To find out which molecules can disrupt the process of trans-translation in bacteria, scientists tested 663,000 different substances. Screening was carried out in multi–moon Petri dishes, E. coli, a favorite model object for this kind of research, was used as an experimental microbe. As a result, 46 molecules from this huge list of substances were able to disrupt the trans-translation.

The next step was to test the effectiveness of 46 molecules on the translational apparatus of other pathogenic bacteria – representatives of the genus Shigella, genetically close to the genus Salmonella, causing acute intestinal disorders, shigellosis and dysentery, and Bacillus anthracis, the causative agent of anthrax.

One of the 46 molecules that disrupt the transtranslation process, it was assigned the classification number KKL-35, according to the authors of the study, turned out to be the most promising.

"We found that KKL-35 inhibits the growth of bacteria that are very distant in relation to relatives, and this suggests that this molecule may have antibiotic activity against a very wide range of microorganisms.

As for Shigella and Bacillus anthracis, we were able to show that in the presence of KKL-35, their cells died precisely because the molecule stopped the trans-translation process," says Kenneth Keiler, head of research.

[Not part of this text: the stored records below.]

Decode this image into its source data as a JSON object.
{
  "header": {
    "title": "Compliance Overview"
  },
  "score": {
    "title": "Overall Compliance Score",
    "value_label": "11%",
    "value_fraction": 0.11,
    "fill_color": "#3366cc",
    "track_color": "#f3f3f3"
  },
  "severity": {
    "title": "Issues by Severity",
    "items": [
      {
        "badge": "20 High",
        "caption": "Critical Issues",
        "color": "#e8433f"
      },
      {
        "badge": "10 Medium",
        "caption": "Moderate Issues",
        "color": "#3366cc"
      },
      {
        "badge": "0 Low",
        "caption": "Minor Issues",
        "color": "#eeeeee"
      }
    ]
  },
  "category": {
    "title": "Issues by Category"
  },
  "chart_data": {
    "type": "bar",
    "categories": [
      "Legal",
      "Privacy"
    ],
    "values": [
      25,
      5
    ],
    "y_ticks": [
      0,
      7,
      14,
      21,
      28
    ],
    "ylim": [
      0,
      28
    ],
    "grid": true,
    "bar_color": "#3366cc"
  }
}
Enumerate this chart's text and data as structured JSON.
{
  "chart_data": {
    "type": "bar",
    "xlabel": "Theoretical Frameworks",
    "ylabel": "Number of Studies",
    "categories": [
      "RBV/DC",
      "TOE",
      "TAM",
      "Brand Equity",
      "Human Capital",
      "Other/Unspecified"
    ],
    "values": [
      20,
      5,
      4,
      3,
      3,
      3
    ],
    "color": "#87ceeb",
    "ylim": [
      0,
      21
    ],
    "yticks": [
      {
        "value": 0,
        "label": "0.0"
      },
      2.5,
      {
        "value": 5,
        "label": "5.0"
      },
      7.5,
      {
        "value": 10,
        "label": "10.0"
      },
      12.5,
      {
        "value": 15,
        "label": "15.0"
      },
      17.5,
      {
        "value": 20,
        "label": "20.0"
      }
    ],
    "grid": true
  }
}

Anthrax bacilli (Bacillus anthracis) killed with KKL-35.
The drug molecules fluoresce blue in ultraviolet light
(picture from the Pennsylvania State University press release
A new kind of antibiotic may be more effective against tuberculosis, anthrax – VM).

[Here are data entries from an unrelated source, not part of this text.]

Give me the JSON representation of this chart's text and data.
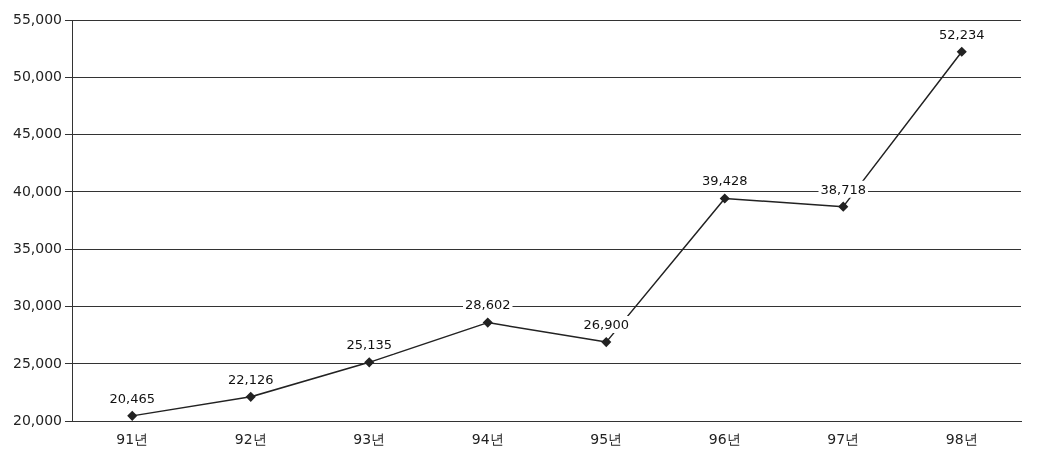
{
  "chart_data": {
    "type": "line",
    "categories": [
      "91년",
      "92년",
      "93년",
      "94년",
      "95년",
      "96년",
      "97년",
      "98년"
    ],
    "series": [
      {
        "color": "#222222",
        "values": [
          20465,
          22126,
          25135,
          28602,
          26900,
          39428,
          38718,
          52234
        ],
        "value_labels": [
          "20,465",
          "22,126",
          "25,135",
          "28,602",
          "26,900",
          "39,428",
          "38,718",
          "52,234"
        ]
      }
    ],
    "ylim": [
      20000,
      55000
    ],
    "yticks": [
      {
        "value": 20000,
        "label": "20,000"
      },
      {
        "value": 25000,
        "label": "25,000"
      },
      {
        "value": 30000,
        "label": "30,000"
      },
      {
        "value": 35000,
        "label": "35,000"
      },
      {
        "value": 40000,
        "label": "40,000"
      },
      {
        "value": 45000,
        "label": "45,000"
      },
      {
        "value": 50000,
        "label": "50,000"
      },
      {
        "value": 55000,
        "label": "55,000"
      }
    ],
    "grid": "y",
    "marker": "diamond",
    "line_style": "solid",
    "legend": false
  }
}
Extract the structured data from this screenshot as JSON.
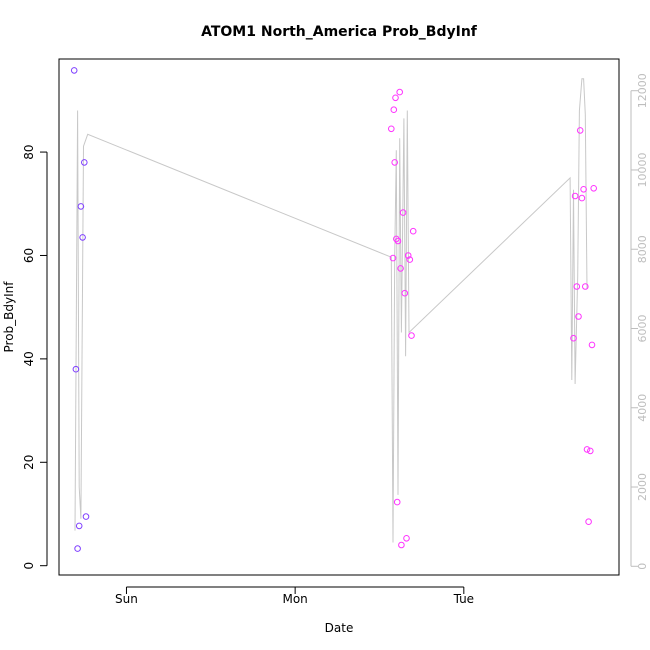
{
  "chart_data": {
    "type": "scatter",
    "title": "ATOM1 North_America Prob_BdyInf",
    "xlabel": "Date",
    "ylabel": "Prob_BdyInf",
    "x_ticks": [
      {
        "label": "Sun",
        "t": 1.0
      },
      {
        "label": "Mon",
        "t": 2.0
      },
      {
        "label": "Tue",
        "t": 3.0
      }
    ],
    "y_ticks": [
      0,
      20,
      40,
      60,
      80
    ],
    "y2_ticks": [
      0,
      2000,
      4000,
      6000,
      8000,
      10000,
      12000
    ],
    "xlim": [
      0.6,
      3.92
    ],
    "ylim": [
      -1.8,
      98
    ],
    "y2lim": [
      -220,
      12800
    ],
    "grid": false,
    "colors": {
      "points_early": "#7f3fff",
      "points_late": "#ff33ff",
      "line": "#c8c8c8",
      "axis": "#000000",
      "right_axis": "#bebebe"
    },
    "series": [
      {
        "kind": "points",
        "points": [
          {
            "t": 0.69,
            "y": 95.8,
            "c": "#7f3fff"
          },
          {
            "t": 0.7,
            "y": 38.0,
            "c": "#7f3fff"
          },
          {
            "t": 0.71,
            "y": 3.3,
            "c": "#7f3fff"
          },
          {
            "t": 0.72,
            "y": 7.7,
            "c": "#7f3fff"
          },
          {
            "t": 0.73,
            "y": 69.5,
            "c": "#7f3fff"
          },
          {
            "t": 0.74,
            "y": 63.5,
            "c": "#7f3fff"
          },
          {
            "t": 0.75,
            "y": 78.0,
            "c": "#7f3fff"
          },
          {
            "t": 0.76,
            "y": 9.5,
            "c": "#7f3fff"
          },
          {
            "t": 2.57,
            "y": 84.5,
            "c": "#ff33ff"
          },
          {
            "t": 2.58,
            "y": 59.5,
            "c": "#ff33ff"
          },
          {
            "t": 2.585,
            "y": 88.2,
            "c": "#ff33ff"
          },
          {
            "t": 2.59,
            "y": 78.0,
            "c": "#ff33ff"
          },
          {
            "t": 2.595,
            "y": 90.5,
            "c": "#ff33ff"
          },
          {
            "t": 2.6,
            "y": 63.2,
            "c": "#ff33ff"
          },
          {
            "t": 2.605,
            "y": 12.3,
            "c": "#ff33ff"
          },
          {
            "t": 2.61,
            "y": 62.8,
            "c": "#ff33ff"
          },
          {
            "t": 2.62,
            "y": 91.6,
            "c": "#ff33ff"
          },
          {
            "t": 2.625,
            "y": 57.5,
            "c": "#ff33ff"
          },
          {
            "t": 2.63,
            "y": 4.0,
            "c": "#ff33ff"
          },
          {
            "t": 2.64,
            "y": 68.3,
            "c": "#ff33ff"
          },
          {
            "t": 2.65,
            "y": 52.7,
            "c": "#ff33ff"
          },
          {
            "t": 2.66,
            "y": 5.3,
            "c": "#ff33ff"
          },
          {
            "t": 2.67,
            "y": 60.0,
            "c": "#ff33ff"
          },
          {
            "t": 2.68,
            "y": 59.2,
            "c": "#ff33ff"
          },
          {
            "t": 2.69,
            "y": 44.5,
            "c": "#ff33ff"
          },
          {
            "t": 2.7,
            "y": 64.7,
            "c": "#ff33ff"
          },
          {
            "t": 3.65,
            "y": 44.0,
            "c": "#ff33ff"
          },
          {
            "t": 3.66,
            "y": 71.5,
            "c": "#ff33ff"
          },
          {
            "t": 3.67,
            "y": 54.0,
            "c": "#ff33ff"
          },
          {
            "t": 3.68,
            "y": 48.2,
            "c": "#ff33ff"
          },
          {
            "t": 3.69,
            "y": 84.2,
            "c": "#ff33ff"
          },
          {
            "t": 3.7,
            "y": 71.1,
            "c": "#ff33ff"
          },
          {
            "t": 3.71,
            "y": 72.8,
            "c": "#ff33ff"
          },
          {
            "t": 3.72,
            "y": 54.0,
            "c": "#ff33ff"
          },
          {
            "t": 3.73,
            "y": 22.5,
            "c": "#ff33ff"
          },
          {
            "t": 3.74,
            "y": 8.5,
            "c": "#ff33ff"
          },
          {
            "t": 3.75,
            "y": 22.2,
            "c": "#ff33ff"
          },
          {
            "t": 3.76,
            "y": 42.7,
            "c": "#ff33ff"
          },
          {
            "t": 3.77,
            "y": 73.0,
            "c": "#ff33ff"
          }
        ]
      },
      {
        "kind": "line",
        "axis": "right",
        "points": [
          {
            "t": 0.695,
            "y2": 900
          },
          {
            "t": 0.71,
            "y2": 11500
          },
          {
            "t": 0.72,
            "y2": 2000
          },
          {
            "t": 0.73,
            "y2": 1200
          },
          {
            "t": 0.745,
            "y2": 10600
          },
          {
            "t": 0.77,
            "y2": 10900
          },
          {
            "t": 2.57,
            "y2": 7800
          },
          {
            "t": 2.58,
            "y2": 600
          },
          {
            "t": 2.59,
            "y2": 7800
          },
          {
            "t": 2.6,
            "y2": 10500
          },
          {
            "t": 2.61,
            "y2": 1800
          },
          {
            "t": 2.62,
            "y2": 10800
          },
          {
            "t": 2.63,
            "y2": 5900
          },
          {
            "t": 2.645,
            "y2": 11300
          },
          {
            "t": 2.655,
            "y2": 5300
          },
          {
            "t": 2.665,
            "y2": 11500
          },
          {
            "t": 2.675,
            "y2": 5900
          },
          {
            "t": 3.63,
            "y2": 9800
          },
          {
            "t": 3.64,
            "y2": 4700
          },
          {
            "t": 3.65,
            "y2": 9500
          },
          {
            "t": 3.66,
            "y2": 4600
          },
          {
            "t": 3.675,
            "y2": 7300
          },
          {
            "t": 3.685,
            "y2": 11500
          },
          {
            "t": 3.7,
            "y2": 12300
          },
          {
            "t": 3.71,
            "y2": 12300
          },
          {
            "t": 3.72,
            "y2": 11400
          },
          {
            "t": 3.73,
            "y2": 7000
          }
        ]
      }
    ]
  }
}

In addition to shigella and bacilli, scientists have also studied mycobacteria, namely Mycobacterium tuberculosis, which cause tuberculosis. The researchers found that compared to the currently used drugs, the KKL-35 molecule is 100 times more effective at suppressing the growth of these microbes.

As experts suggest, bacteria are unlikely to be able to quickly develop resistance to new antibiotics that will be developed on the basis of KKL-35, due to the specific target of their exposure. Of course, eventually resistant strains of bacteria will still arise, but this will not happen so quickly, and there will be a real chance to buy time from diseases.